The upshot? “Xeljanz may have dodged an important bullet,” Schimmer wrote Sunday in a follow-up note.
And that’s important for Pfizer, which collected $927 million from the drug last year and counts it among its current revenue drivers. The baricitinib delay could help compensate for a couple of disappointments on the new-indication side.
Drug sales isn’t necessarily a zero-sum game.
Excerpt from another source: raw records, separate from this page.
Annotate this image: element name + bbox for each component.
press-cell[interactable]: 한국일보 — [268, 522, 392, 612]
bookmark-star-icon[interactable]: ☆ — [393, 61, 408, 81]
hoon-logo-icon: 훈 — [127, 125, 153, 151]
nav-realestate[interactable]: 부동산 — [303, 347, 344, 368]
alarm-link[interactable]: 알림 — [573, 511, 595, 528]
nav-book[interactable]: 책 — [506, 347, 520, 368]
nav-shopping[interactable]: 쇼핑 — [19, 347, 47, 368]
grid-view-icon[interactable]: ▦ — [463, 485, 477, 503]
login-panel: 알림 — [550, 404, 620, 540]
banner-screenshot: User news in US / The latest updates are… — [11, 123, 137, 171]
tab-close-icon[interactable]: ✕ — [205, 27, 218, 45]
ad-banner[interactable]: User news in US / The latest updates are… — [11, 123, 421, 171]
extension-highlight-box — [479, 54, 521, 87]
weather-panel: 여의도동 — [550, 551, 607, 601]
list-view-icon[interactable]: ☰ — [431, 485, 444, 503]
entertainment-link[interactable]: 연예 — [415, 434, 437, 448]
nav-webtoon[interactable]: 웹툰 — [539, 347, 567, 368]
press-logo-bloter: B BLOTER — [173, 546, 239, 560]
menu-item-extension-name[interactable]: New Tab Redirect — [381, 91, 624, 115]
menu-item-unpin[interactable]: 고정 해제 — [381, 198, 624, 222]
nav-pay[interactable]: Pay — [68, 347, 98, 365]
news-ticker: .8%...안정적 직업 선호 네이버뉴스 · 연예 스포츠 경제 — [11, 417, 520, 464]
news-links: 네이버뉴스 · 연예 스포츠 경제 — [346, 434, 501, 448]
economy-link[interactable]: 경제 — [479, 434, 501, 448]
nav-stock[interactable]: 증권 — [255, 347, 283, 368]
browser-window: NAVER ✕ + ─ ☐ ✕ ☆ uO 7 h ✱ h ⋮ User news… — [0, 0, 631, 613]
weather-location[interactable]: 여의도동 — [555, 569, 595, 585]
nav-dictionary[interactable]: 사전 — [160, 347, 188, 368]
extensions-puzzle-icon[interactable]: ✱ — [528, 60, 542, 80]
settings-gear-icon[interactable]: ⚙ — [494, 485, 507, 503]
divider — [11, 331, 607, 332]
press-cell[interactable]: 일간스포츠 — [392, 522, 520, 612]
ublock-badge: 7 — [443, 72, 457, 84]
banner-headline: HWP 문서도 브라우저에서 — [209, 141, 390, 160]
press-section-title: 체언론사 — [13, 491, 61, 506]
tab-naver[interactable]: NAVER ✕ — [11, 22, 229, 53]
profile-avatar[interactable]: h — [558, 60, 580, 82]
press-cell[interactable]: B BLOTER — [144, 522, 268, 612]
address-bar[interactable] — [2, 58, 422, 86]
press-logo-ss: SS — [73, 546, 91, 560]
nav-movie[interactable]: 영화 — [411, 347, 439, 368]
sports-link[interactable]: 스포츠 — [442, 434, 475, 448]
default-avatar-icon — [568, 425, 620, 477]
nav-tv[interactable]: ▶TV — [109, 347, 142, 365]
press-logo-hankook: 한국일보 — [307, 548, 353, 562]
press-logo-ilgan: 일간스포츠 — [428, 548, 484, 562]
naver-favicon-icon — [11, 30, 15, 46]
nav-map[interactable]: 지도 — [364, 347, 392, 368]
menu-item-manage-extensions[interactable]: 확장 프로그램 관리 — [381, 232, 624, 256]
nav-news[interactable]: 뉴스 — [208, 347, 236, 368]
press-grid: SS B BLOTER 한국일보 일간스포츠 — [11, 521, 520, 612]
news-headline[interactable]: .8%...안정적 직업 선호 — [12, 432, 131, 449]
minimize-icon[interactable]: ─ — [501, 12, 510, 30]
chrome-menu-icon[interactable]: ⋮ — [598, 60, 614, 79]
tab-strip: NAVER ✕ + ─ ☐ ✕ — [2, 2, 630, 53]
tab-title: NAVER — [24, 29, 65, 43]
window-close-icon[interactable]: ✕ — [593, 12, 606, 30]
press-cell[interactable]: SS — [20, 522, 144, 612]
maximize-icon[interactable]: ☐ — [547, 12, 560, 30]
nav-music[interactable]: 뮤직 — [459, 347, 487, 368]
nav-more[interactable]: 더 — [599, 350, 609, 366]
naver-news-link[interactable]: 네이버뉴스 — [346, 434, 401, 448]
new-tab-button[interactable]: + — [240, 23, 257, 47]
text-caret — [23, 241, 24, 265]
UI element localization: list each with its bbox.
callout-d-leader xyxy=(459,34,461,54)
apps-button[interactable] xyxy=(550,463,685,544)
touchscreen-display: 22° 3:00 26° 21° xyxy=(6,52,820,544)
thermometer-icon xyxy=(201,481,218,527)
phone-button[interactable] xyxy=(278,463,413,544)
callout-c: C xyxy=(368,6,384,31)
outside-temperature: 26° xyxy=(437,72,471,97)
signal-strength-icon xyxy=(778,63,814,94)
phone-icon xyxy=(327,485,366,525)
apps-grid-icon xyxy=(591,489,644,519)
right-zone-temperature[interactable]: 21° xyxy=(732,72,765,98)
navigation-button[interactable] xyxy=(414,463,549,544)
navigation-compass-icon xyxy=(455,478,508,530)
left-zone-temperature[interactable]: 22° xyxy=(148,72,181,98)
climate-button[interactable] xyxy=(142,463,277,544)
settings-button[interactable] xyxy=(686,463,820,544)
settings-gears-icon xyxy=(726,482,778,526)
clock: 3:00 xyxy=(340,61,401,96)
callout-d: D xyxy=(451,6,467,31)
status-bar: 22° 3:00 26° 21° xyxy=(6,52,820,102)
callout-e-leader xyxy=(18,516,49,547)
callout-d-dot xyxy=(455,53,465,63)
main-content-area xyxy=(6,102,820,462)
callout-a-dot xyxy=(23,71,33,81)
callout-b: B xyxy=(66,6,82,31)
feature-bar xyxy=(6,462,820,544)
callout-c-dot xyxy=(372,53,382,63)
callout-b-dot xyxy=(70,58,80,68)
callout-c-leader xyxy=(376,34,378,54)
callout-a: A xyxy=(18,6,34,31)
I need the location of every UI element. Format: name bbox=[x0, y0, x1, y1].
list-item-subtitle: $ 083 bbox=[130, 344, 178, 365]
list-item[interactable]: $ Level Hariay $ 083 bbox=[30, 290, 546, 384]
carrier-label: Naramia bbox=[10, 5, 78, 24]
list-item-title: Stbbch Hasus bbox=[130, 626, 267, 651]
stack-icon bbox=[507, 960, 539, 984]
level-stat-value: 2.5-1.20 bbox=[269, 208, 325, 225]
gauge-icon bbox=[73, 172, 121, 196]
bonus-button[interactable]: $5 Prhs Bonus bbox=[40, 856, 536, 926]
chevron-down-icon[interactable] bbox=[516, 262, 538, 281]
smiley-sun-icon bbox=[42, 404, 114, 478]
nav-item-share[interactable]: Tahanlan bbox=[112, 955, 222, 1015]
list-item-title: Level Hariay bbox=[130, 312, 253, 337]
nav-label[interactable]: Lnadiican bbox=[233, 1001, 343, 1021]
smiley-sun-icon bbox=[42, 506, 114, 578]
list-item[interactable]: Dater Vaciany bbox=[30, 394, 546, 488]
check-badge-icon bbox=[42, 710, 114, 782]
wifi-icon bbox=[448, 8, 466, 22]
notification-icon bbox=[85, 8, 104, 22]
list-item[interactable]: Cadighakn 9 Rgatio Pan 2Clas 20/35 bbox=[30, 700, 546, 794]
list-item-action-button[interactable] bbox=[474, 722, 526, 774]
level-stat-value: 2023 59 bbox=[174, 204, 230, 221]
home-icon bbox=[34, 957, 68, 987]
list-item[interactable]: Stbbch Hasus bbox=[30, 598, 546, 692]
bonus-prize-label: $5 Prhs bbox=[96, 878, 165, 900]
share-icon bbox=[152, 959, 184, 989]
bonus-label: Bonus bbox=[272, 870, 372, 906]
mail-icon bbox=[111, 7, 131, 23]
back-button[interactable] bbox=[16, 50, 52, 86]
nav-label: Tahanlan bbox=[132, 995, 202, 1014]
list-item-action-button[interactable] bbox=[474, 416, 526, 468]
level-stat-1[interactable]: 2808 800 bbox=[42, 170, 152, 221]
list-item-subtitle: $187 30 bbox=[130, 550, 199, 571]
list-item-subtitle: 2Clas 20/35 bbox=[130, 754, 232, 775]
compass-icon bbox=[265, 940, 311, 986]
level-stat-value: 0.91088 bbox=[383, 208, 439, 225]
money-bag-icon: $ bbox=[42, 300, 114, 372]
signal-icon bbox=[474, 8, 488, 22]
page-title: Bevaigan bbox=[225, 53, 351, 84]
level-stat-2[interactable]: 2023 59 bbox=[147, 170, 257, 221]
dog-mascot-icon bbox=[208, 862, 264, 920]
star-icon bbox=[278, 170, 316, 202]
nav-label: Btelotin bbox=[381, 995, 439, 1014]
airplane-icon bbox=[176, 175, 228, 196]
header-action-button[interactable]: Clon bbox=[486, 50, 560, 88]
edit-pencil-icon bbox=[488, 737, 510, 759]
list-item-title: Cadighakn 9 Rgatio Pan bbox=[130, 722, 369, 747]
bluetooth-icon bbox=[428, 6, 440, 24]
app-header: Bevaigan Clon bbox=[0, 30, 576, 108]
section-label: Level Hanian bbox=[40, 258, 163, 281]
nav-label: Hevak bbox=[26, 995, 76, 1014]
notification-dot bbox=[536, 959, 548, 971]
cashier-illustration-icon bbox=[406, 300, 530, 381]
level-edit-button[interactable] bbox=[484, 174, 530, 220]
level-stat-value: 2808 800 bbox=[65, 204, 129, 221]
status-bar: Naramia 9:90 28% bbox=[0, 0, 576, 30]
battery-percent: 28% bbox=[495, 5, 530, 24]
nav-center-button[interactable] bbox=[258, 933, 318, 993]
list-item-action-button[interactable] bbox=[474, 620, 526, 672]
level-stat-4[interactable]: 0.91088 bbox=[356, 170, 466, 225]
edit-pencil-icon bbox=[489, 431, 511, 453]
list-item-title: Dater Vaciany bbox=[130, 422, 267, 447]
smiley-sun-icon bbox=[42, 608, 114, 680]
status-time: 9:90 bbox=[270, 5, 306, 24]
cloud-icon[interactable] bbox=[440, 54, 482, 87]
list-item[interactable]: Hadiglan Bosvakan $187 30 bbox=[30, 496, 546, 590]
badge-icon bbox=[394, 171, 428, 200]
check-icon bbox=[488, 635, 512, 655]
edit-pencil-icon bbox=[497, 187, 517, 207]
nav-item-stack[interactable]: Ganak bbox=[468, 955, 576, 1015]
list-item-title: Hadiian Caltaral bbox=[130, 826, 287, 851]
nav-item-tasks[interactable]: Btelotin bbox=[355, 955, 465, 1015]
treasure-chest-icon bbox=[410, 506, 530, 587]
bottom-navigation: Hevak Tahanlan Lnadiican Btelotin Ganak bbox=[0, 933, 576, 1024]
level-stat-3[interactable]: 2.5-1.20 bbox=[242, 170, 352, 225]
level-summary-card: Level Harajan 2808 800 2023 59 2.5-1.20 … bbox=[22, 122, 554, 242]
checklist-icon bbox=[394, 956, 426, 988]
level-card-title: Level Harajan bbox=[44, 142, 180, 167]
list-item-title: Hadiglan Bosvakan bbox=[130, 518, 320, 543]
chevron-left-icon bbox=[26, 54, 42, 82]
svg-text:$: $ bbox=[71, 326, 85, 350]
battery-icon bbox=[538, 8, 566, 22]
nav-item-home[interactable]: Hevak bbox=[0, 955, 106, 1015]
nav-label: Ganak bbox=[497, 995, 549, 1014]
Just consider Eli Lilly’s diabetes med Trulicity, which has stolen market share from Novo Nordisk’s class-leading Victoza; both companies have maintained that overall GLP-1 growth will keep both drugs on the upswing, and so far, that’s held true.
But in general, beating other drugs to launch is important, even after a first-of-its-kind med has rolled out. The longer a first mover has to establish itself, the better its competitive position, McKinsey & Co. research has shown. And Duke University researchers have calculated that even the four-month lead that a priority review voucher can offer translates into a couple of percentage points of market share.
It’s not only Pfizer in line for a potential benefit, either. Other companies developing JAK inhibitors for RA could benefit as well. AbbVie might well beat Lilly to market with its ABT-494 drug, “which AbbVie would likely strongly leverage in their favor,” Jefferies analyst Jeffrey Holford reported Monday morning. The firm expects ABT-494 to win approval in the first half of next year and calls it a “potentially best in class” competitor.
And though Gilead Sciences’ JAK inhibitor filgotinib is still likely to win approval later than Lilly’s drug, the Olumiant delay gives Gilead “a chance to catch up and levels the competitive landscape,” Schimmer said.
And then there are the currently marketed treatments, including the well-established TNF-alpha inhibitors. “[A] delay could be positive for AbbVie’s Humira franchise, which has been perceived by some to be under significant threat from baricitinib, though that has not been our view to date,” Holford said.
Then again, future JAK inhibitors could see more scrutiny at the FDA now, several analysts said. Same goes for other RA prospects, Bernstein’s Tim Anderson wrote Monday: “[A]s the number of approved RA therapies increases, the safety bar at FDA moves higher.”